One last story, to show a different side of our Plattsburg activities. You know we have a cavalry camp here, and a medical department, where volunteers come exactly as to our infantry regiment. Well, Corder came back from the medicos lately, where he went to visit a friend, with a great tale of the mending of a cavalryman’s broken jaw by one of the volunteer surgeons, a Boston dentist. Corder, being professor-like in appearance, was not detected as an impostor, and stood close at hand in the ring of doctors who watched the clinic.

“It was done under field conditions,” said he, “the operator using only an alcohol lamp, a small pair of nippers, and about eight inches of ordinary electric light wire, which happened to be handy. The insulation was scraped from the cable, and its various fine wires were burned clean in the flame of the lamp. The rookie was then put on a table in the company street, and the doctor took a turn with one of the fine wires around a tooth behind the break, twisting the ends together. The same was done with a tooth in front of the break; and then in the upper jaw wires were twisted around teeth above the lower two. An assistant then held the broken jaw in place, and the doctor twisted tight together the wires from the lower back tooth and the upper front tooth, and then those from the upper back tooth and the lower front tooth. He cut off the ends, made all smooth, and the work was done, all in a very few minutes. The jaw could not move, and was bound to heal perfectly. The doctors all said they never had seen anything so simple or so clever.”

We thought the same; Clay, as a budding doctor, was envious of Corder for having seen it. “Too bad for the chap to lose the hike,” said Bannister.

“He won’t lose it!” replied Corder. “The fellow can drink, of course. He can get any liquid, or even a cereal or a stew, around behind his back teeth, so he’s simply going right along with us.”

So much for smartness, and for grit!

The showers lasting long enough to spoil conferences, and then the sky clearing, I went this evening to say good-by to Vera, which I had half promised to do. David, by the way, to whom a social duty used to be sacred, called yesterday afternoon, as Knudsen suggested, and was manfully relieved to find her out. But I found her in, and alone. She told me that her sister Frances was coming, made rather a point of it, expecting me to manage to see her, though on the hike how can I? There was a delightful old colonel there, who rather took to me, and when on the coming of Lieutenant Pendleton I naturally tried to make myself scarce, the colonel took me into his study to show me the service pistol that they used in his day. And when finally I took my leave of him, on my way out (missing the front door and blundering into the parlor) I ran into the most distressing sort of scene.
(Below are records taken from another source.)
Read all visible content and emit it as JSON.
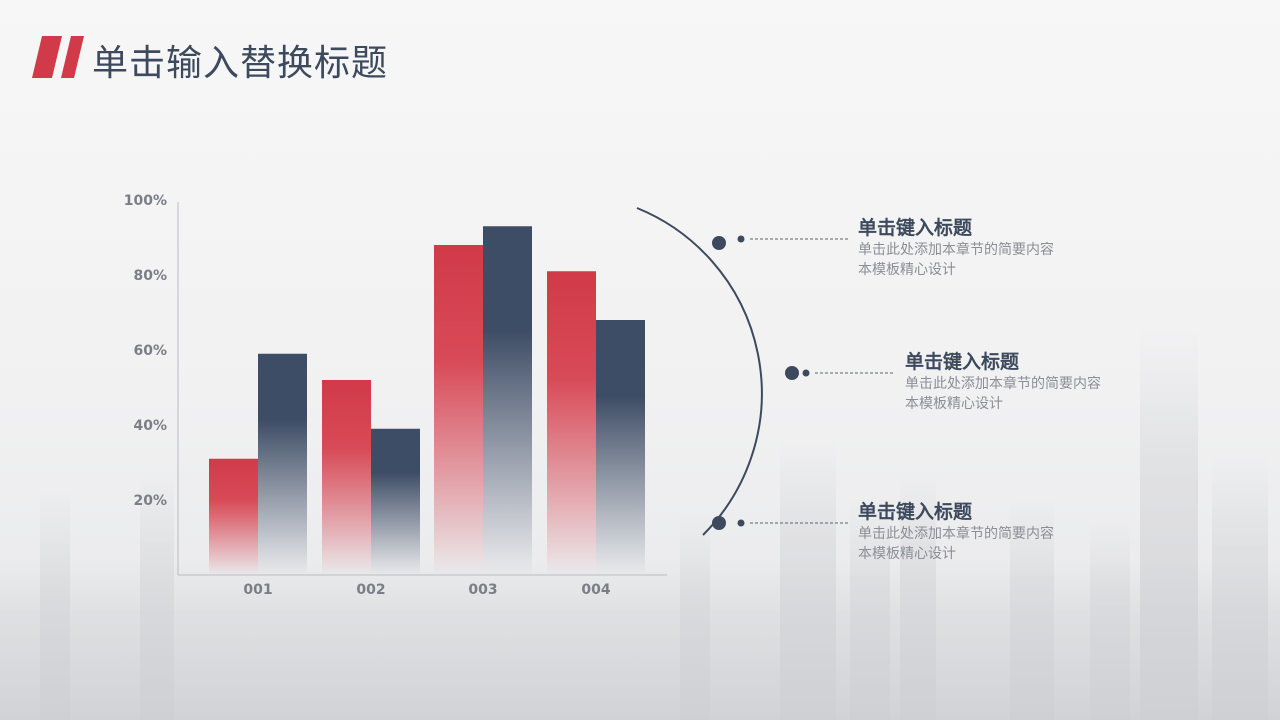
{
  "header": {
    "title": "单击输入替换标题"
  },
  "colors": {
    "red": "#d13a48",
    "navy": "#3e4d66",
    "text_dark": "#3d4a5e",
    "text_gray": "#8a8e96"
  },
  "chart_data": {
    "type": "bar",
    "categories": [
      "001",
      "002",
      "003",
      "004"
    ],
    "series": [
      {
        "values": [
          31,
          52,
          88,
          81
        ]
      },
      {
        "values": [
          59,
          39,
          93,
          68
        ]
      }
    ],
    "ylim": [
      0,
      100
    ],
    "yticks": [
      "20%",
      "40%",
      "60%",
      "80%",
      "100%"
    ],
    "ytick_values": [
      20,
      40,
      60,
      80,
      100
    ],
    "grid": false,
    "legend": "none"
  },
  "items": [
    {
      "title": "单击键入标题",
      "desc1": "单击此处添加本章节的简要内容",
      "desc2": "本模板精心设计"
    },
    {
      "title": "单击键入标题",
      "desc1": "单击此处添加本章节的简要内容",
      "desc2": "本模板精心设计"
    },
    {
      "title": "单击键入标题",
      "desc1": "单击此处添加本章节的简要内容",
      "desc2": "本模板精心设计"
    }
  ]
}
Pendleton and Kirby were both there, and the captain having his hat in his hand, I imagine he’d only just come. The lieutenant was fiery red; I think I know the look of a man when he’s been turned down, and I saw it in his face. Vera was in that cold and lofty mood of hers when nothing counts but the idea she has in mind; no one seeing her so would think she ever again could be gentle or tender—poor Vera, with all her struggles to perfect herself, and yet with so much manner, yes and so much headstrong will, hiding it all. It seemed as if she had called the captain to witness, perhaps to agree in, something she had just announced; you know it, mother, that old idea of hers that caused me such years of effort. I heard the words just as I parted the curtains, and they stopped me dead.

“A man should be able to offer a woman the best that there is.”

Pendleton with his head hanging low, Kirby gone white under his tan and looking as if he had been shot through the heart—but that was not all. Vera herself looked sick and—there is no other word than desperate. Explain it if you can. All I could do was to find my way out as quickly and silently as I could.

I went across the parade-ground and walked up and down by the lake, to still my many memories. Poor Vera! She is still groping, having a woman’s instincts but yet suppressing them. If only the right man could show her her true self, she is so honest she would recognize it. But where is he? or how could he get to know the heart which she herself does not understand?